Imam Sofyan, mahasiswa Mesin ITS, Surabaya, melihat,
kawan-kawannya yang sempat ikut LKIP pasti dari Fakultas FlPIA,
"yang jam prakteknya lebih sedikit ketimbang fakultas lain, jadi
mereka punya waktu."
Tapi Dwita, mahasiswi Teknik Arsitektur UGM itu, menyebutkan hal
yang penting. "Kalau teman-teman kemudian malas ikut lomba,
mungkin karena kelanjutan lomba itu sendiri tak jelas," kata
mahasiswa anggota Lembaga Bantuan Arsitektur ini. Misalnya saja,
mengapa karya-karya itu tidak disebarluaskan ke masyarakat agar
bisa dimanfaatkan, katanya. Kalaupun ada sejumlah masyarakat
yang memanfaatkan karya pemenang LKIP, biasanya mereka memang
masyarakat yang berada di sekitar perguruan tinggi, yang
mengenal para mahasiswa yang bereksperimen itu.

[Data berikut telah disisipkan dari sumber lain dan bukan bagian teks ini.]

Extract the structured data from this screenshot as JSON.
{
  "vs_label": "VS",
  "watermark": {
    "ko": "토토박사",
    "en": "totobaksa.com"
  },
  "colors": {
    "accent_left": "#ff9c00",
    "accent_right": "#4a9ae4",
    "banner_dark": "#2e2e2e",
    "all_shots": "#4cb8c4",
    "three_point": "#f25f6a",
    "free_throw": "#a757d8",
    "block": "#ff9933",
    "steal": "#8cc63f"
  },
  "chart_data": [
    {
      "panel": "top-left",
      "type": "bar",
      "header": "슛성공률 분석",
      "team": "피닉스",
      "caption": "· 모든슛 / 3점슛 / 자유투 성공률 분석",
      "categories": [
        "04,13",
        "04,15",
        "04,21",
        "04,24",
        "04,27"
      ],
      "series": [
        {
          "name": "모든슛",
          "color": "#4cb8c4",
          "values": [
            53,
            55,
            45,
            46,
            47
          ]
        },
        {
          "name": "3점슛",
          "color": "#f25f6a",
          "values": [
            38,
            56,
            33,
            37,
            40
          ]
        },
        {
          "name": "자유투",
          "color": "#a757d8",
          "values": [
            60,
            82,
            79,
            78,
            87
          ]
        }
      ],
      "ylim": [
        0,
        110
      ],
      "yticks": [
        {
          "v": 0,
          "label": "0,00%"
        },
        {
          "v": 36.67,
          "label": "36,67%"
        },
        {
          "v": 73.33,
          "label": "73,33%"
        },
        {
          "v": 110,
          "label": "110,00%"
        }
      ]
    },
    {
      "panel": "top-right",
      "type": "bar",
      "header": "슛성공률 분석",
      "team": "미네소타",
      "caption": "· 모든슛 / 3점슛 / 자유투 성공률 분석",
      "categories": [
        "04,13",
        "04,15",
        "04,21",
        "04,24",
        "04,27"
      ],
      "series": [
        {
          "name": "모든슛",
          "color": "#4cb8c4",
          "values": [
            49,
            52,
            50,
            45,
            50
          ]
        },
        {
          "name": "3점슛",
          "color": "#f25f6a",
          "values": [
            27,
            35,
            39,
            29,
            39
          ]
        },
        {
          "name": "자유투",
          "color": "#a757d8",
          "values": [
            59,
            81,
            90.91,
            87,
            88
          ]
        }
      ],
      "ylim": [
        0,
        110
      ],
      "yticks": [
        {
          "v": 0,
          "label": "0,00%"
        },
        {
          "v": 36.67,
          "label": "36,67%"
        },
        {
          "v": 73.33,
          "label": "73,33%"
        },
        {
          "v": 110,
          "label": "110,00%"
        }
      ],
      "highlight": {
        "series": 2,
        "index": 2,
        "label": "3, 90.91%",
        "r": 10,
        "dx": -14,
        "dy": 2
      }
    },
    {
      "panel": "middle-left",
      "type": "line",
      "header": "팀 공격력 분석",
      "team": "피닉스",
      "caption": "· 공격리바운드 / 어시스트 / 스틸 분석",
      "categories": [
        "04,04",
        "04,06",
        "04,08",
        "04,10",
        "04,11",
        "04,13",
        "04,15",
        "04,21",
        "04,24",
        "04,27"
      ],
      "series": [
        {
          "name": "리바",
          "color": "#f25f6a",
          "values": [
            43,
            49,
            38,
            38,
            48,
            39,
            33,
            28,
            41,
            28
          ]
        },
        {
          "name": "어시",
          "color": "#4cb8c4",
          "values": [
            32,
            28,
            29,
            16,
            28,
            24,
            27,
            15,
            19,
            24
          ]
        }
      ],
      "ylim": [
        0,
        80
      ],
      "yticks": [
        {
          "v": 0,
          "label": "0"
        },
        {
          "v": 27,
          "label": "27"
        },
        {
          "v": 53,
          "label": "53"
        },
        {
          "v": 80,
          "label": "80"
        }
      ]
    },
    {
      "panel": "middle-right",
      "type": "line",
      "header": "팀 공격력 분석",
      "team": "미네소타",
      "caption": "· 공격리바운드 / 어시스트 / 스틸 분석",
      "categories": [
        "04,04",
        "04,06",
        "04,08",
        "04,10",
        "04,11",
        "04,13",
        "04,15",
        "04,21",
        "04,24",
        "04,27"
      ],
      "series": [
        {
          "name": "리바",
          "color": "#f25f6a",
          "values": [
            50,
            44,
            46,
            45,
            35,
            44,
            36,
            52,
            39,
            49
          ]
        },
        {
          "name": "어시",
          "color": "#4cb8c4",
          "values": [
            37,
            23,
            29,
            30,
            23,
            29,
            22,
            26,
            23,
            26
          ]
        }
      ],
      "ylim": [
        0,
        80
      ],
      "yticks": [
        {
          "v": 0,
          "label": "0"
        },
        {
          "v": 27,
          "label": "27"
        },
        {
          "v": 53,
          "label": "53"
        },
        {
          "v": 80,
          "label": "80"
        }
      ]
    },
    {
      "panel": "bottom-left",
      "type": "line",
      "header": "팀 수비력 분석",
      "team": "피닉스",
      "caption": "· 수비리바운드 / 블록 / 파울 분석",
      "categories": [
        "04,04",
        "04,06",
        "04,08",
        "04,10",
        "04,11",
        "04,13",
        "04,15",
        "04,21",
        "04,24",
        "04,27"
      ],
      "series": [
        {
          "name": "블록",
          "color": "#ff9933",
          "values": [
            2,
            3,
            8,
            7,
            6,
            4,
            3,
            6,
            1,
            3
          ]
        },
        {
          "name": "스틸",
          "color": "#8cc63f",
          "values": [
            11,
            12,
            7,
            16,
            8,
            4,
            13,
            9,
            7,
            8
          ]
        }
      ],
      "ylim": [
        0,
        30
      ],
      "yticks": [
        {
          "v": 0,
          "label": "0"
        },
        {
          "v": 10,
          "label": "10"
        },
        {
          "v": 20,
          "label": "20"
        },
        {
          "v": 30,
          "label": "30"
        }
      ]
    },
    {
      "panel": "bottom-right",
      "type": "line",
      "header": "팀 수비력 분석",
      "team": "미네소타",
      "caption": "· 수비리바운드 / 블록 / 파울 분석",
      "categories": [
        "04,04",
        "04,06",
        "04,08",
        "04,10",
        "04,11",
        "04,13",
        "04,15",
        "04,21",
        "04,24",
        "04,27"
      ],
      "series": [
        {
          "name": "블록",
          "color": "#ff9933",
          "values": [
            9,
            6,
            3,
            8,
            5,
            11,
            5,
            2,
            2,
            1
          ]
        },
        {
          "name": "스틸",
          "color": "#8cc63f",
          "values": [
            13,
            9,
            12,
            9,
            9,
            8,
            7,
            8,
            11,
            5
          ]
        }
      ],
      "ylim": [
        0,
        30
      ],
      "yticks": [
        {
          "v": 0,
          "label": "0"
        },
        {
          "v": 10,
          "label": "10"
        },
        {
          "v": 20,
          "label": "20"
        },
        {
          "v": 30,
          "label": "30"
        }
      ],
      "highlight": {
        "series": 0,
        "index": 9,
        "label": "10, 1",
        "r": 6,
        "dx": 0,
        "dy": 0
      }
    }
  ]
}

Bisa dianggap mubazir, bila saja LKIP yang tiga tahun terakhir
ini jumlah peminat sudah lebih dari seribu -- hasilnya tak
bergaung di masyarakat. Apakah filter biomeanis kijing Anodonta
yang begitu murah dan sangat bermanfaat itu, misalnya, hanya
akan menjadi konsep di kertas? Sementara kadar pencemaran
perairan oleh pestisida dari hari ke hari makin tinggi?